Dear all
I am sad to have to join your community, but there seems to be a lot of help and support here so I was wondering if I could benefit from some of your experience.
My 75 year old father was initially was diagnosed in December following a PSA of 57 with locally advanced cancer into a lymph node. With a PSA that high, we were expecting metastasis and unfortunately a PSMA PET scan has confirmed that the cancer has spread to the abdominal lymph nodes. There is no (visible) bone spread which is good news. His Gleeson score is 9. He is otherwise healthy, no other medication and no co-morbidities.

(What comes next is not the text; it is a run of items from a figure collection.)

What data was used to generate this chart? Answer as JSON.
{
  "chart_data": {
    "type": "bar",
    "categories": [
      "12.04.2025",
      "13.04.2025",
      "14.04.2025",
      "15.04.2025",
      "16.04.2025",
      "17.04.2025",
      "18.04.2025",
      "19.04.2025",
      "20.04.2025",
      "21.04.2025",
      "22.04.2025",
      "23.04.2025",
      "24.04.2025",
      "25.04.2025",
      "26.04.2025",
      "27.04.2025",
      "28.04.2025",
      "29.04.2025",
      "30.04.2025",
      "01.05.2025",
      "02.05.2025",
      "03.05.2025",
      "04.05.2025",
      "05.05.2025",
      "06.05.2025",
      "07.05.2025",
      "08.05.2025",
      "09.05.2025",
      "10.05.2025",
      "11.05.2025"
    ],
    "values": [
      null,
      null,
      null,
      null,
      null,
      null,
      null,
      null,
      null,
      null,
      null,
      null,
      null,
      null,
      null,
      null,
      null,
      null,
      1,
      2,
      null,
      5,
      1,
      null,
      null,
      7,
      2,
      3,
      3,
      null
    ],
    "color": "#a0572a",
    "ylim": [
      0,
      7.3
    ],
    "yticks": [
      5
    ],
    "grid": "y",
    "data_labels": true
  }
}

He has been on HT for about 4 months (we have not had a PSA test since to see how this is working) and seems to be doing OK, the fatigue being the only side effect to date.
His consultant has suggested combining the HT with darolutimide. I am obviously extremely grateful that such a new treatment is available to him, and I understand there is great hope with it in extending life expectancy whilst minimising side effects.
At this stage, the consultant is reluctant to recommend chemo as part of triplet therapy. I think this is because of my father’s age and weighing up quality of life with life extension, particularly considering he is already 75.
He is also not willing to do RT, which I am struggling to understand. I understand that he cannot get to the abdominal lymph nodes, and that RT would not offer a curative option, but I have read on here several tales of men being offered RT despite metastasised cancer. Is anyone able to shed any light on why this might be?
I am trying my best to support my parents, whilst obviously trying not to interfere too much.
Any thoughts or experiences would be extremely helpful – particularly any tales of hope, which I know my family would find very comforting. We are very aware that there are no guarantees with this illness, but hope is always to be welcomed.